Welcome to My Personal Page
I am uniting with others to make a difference in the fight against brain tumors. I am passionate about this cause, so I’m taking action. I need your help in this fight. National Brain Tumor Society will not rest until a cure exists - but more needs to be done. Please join in my effort!
On Sunday May 15th, my family will be cycling 10 (for me with the kids in tow) and 25 miles in an effort to raise funding and awareness of brain tumors in the Boston Bike Ride for the National Brain Tumor Society. In October of 2014, 3 days after my father’s 56th birthday he was diagnosed with the most aggressive and common form of brain tumors, glioblastoma. After 10 months of fighting his toughest battle, he passed away on August 10th 2015. That same year my grandfather was diagnosed with glioblastoma and passed away in July of 2015. For the past 7 years I have ridden and with everyone’s help have raised over $78,000 for Brain Tumor Research. It has been an incredible few years growing our family, my daughter Vienna, 2.5 and my son Asher, 14 months (yes each month counts) and also emotionally challenging wondering how special it would have been to have my father around to be their grandfather. Not a day goes by where he is not in our thoughts, not a moment passes that I do not wish I could call him for advice or for a laugh! The event is something my family and I do to try and focus our pain into something positive. We enjoy coming together to help raise funds for those who need it, just like our father did. I am asking today for a donation in ANY amount to our team to help us raise the needed funds to ride. Even better if you want to join us in the ride!!

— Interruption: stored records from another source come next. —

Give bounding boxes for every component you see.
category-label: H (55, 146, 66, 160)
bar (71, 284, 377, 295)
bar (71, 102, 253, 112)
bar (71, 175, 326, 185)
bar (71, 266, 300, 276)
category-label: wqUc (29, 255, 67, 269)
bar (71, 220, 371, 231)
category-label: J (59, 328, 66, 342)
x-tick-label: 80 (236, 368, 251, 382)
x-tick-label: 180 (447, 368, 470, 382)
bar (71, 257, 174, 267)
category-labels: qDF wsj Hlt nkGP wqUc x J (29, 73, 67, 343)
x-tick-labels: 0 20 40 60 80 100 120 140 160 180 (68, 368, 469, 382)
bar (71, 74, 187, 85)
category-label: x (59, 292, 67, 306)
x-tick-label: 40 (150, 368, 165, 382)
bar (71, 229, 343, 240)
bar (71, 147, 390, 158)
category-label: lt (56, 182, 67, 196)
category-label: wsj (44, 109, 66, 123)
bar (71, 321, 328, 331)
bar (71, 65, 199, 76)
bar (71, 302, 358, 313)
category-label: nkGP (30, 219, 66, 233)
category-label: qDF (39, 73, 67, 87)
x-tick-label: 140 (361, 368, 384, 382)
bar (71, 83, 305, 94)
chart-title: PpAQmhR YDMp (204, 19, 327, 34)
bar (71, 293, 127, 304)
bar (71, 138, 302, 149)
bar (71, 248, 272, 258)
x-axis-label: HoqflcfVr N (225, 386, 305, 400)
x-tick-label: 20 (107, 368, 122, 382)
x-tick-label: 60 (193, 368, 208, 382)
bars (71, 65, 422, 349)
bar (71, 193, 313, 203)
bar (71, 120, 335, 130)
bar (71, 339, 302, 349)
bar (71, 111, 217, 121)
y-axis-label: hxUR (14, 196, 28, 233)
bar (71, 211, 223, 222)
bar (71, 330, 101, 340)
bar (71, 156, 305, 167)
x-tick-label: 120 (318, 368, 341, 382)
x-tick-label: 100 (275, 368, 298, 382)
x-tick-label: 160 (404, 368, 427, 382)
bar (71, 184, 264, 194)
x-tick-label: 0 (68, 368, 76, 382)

More on how we named Vienna as a testament here : Vienna. So many people have asked how we have named her and I feel I finally have the courage to share why online. When I was away at school coping with loss, stress, classes, trying to figure out life ect.. My dad would call me and tell me to put on the song Vienna- by Billy Joel. He would sing it with me and say “slow down you crazy child. You’re so ambitious for a juvenile ...Slow down.
Take the phone off the hook and disappear for a while. It's alright, you can afford to lose a day or two When will you realize... Vienna waits for you” we would talk and he would tell me to shut my cell phone off. Take a break from school work, working out, stressing and just breathe. Interestingly enough when he was diagnosed with brain cancer I think we all tried to slow down. To savor every moment we had left with him. I think we could all slow down more often. Breathe through the stressful times and soak in the good moments. We never know when a friend or loved one will be taken too soon from us. Every time I see Vienna and hold her I am at complete peace, she is my everything. She is my constant reminder to take a moment and breathe. I miss you dad. I hope you’re looking down on us proud that your memory and message lives on through Vienna.